Abstract

The seminal works of Karger and Benczur and Karger from the 90s showed how graphs can be "sparsified" to size nearly linear in the number of vertices, so that every cut is preserved to within multiplicative factors close to 1. This work motivates the general notion of the ``sparsification of a structure with respect to a class of queries'' which should roughly produce a compressed representation of the structure while answering every query in the class approximately correctly. One may ask what else beyond "graphs with respect to cut queries" can be so sparsified, and the ensuing years have discovered many new structures and sparsifications and derived potent applications. In 2015, Kogan and Krauthgamer suggested an umbrella to unify some of this quest by investigating CSP (Constraint Satisfaction Problem) sparsification: --- here the structure to be compressed is an instance of the CSP on n variables and a query is an assignment to the n variables, and the goal is to approximately determine the number of constraints satisfied by the queried assignment. This naturally captures graph sparsification, but also hypergraph sparsifications and many variants. Several follow up works gave some non-trivial CSPs that allow for near linear (in n) sparsifications, including classification of all binary CSPs (where each constraint applies to two variables) that allow such sparsification, but the general picture remains wide open.

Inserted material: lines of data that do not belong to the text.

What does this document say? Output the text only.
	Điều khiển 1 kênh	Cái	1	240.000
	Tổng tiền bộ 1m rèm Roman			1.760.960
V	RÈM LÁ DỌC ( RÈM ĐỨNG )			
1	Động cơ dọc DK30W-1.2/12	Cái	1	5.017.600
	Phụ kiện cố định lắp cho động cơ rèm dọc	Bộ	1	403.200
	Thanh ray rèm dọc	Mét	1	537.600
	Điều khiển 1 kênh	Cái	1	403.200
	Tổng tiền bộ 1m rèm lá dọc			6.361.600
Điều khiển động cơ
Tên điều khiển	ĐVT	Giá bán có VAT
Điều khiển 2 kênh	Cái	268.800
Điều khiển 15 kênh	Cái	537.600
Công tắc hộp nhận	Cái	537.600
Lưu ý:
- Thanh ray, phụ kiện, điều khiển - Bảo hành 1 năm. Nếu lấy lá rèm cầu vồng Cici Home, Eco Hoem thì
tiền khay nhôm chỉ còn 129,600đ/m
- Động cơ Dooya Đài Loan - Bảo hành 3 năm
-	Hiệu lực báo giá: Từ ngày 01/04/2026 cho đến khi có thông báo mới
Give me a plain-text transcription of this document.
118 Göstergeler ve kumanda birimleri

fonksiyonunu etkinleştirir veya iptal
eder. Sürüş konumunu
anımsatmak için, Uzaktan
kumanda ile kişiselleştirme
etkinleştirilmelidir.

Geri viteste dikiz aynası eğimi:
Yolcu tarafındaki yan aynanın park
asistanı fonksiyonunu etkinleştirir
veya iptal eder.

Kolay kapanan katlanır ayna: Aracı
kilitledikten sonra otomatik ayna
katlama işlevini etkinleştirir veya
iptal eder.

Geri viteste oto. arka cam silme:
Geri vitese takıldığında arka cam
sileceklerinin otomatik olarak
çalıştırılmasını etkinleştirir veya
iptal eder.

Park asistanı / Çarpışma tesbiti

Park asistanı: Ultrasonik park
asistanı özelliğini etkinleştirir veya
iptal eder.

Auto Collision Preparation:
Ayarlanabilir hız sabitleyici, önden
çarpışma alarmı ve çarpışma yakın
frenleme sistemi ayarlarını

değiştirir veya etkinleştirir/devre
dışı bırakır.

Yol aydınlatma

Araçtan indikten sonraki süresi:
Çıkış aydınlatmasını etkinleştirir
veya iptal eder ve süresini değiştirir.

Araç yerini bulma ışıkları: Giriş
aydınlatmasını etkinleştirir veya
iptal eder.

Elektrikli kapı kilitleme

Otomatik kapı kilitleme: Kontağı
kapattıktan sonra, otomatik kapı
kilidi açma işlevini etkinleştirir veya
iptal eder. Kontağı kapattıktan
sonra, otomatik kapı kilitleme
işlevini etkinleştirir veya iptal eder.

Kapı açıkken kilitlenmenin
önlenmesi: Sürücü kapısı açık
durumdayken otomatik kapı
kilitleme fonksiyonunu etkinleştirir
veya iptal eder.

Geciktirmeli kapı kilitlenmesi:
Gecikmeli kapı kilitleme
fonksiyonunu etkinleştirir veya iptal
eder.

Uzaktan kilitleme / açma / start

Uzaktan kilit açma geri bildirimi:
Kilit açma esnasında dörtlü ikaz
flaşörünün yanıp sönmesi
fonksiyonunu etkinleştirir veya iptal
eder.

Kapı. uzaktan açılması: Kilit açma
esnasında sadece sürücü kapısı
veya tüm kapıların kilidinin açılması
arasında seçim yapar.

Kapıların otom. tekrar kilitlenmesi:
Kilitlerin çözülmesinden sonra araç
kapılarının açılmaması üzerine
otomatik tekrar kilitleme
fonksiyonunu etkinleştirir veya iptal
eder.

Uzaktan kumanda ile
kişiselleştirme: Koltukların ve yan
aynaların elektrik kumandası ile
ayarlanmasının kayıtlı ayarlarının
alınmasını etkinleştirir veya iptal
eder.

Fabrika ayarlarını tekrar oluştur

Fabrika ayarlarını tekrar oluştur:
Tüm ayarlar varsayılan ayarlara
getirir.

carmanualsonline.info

In our works we introduce a new class of sparsification problems, namely code sparsification, where the structure to be preserved is a linear error correcting code; the query is a message, and the goal is to compute the approximate weight of the encoding of the message. We show that this class of problems gives the right language to abstract the techniques of Karger and Benczur and Karger --- and indeed all codes can be sparsified to length nearly linear in the number of message bits. This generalization already resolves some basic questions in CSP sparsification. A further generalization to additive codes over finite abelian groups gives even more powerful results and in particular completely classifies the class of symmetric Boolean CSPs that allow nearly linear sized sparsification. (Prior to our work even the case of sparsification of 3-XOR constraints was open.)
Based on joint works with Sanjeev Khanna (Penn) and Aaron (Louie) Putterman (Harvard).